Compared with the trends, yearly seasonality and holidays effect, the impact of weekly seasonality on HFMD incidence was relatively weak. HFMD in Hubei Province was common on people aged 6 months and 5 years old8, and their average incubation period was estimated to be 4.4 days28. This result meant that the number of HFMD cases today may be affected by various factors 4 days ago. For people aged 6 months to 5 years old, their caregivers are an important factor affecting HFMD29. However, the trajectory of children’s caregivers was changeable and hard to track every week. In the future, the reasons behind the weekly seasonality of HFMD incidence need to be further explored.

Holidays mean that children do not attend school, which may have a positive effect in reducing the transmission of HFMD via schools30. However, holidays increased the contact between children and their family members, which may increase the transmission of HFMD via families. Children go to public places during school holidays, which is a risk factor of HFMD transmission31. A previous study indicated that school holidays have limited effects on HFMD transmission which may be partially explained by relatively short school holiday32. Another study showed that school closure during public holidays exerts a relatively small effect of mitigating transmission, and the effect cannot be solely attributable to public holidays because of seasonal effect30. The holidays included in this study were relatively short, lasting 3 or 7 days and the incidence of HFMD in Hubei Province showed obvious seasonality. Therefore, the specific mechanism underlying positive or negative holiday effects are difficult to elucidate. In-depth analysis on specific mechanism of holidays is urgently needed.
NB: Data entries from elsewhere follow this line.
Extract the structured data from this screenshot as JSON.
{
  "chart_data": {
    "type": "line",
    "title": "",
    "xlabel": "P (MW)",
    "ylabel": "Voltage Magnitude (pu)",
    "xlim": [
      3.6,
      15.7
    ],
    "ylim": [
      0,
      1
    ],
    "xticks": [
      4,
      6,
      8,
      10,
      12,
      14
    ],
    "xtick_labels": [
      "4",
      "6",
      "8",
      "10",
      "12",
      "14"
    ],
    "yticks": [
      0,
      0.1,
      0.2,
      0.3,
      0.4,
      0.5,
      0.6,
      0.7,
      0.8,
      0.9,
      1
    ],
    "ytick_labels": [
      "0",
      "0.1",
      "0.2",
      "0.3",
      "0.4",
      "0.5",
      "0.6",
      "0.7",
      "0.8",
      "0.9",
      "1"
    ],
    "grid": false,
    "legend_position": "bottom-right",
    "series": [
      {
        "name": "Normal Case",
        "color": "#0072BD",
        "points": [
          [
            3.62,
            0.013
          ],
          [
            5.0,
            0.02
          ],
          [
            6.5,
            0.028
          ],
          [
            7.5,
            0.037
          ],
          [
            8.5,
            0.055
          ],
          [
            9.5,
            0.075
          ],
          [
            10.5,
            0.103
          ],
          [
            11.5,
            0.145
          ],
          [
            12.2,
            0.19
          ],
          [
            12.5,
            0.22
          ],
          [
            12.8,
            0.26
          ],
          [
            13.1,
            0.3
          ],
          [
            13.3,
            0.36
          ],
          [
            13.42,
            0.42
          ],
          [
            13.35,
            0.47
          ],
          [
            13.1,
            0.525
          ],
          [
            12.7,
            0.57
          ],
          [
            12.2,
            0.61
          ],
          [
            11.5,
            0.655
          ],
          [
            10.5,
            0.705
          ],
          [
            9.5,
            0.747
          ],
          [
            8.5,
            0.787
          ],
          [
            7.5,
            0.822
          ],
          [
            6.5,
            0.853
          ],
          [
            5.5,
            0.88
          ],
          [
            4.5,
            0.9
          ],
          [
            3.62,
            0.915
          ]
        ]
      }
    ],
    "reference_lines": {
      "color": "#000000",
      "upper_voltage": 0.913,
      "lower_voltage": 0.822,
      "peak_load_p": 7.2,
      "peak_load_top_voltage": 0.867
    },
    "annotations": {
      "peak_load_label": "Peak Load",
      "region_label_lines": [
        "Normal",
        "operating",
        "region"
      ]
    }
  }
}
However, the effects of Spring Festival were much greater than those of other holidays, which can be attributed to the fact that Spring Festival occurred during the winter vacation for a month. Some studies showed that summer or spring school vacations with duration longer than a month are associated with low HFMD transmission33, which could explain the relatively obvious negative effect of Spring Festival.

Compared with the ARIMA model, the Prophet model can provide a more accurate forecast of HFMD incidence at a tinier scale. This study showed the potential of the Prophet model to detect seasonality in HFMD incidence. Our next goal is to incorporate climate variables into the Prophet model to produce an accurate forecast of HFMD incidence and help establish an effective HFMD outbreak warning system.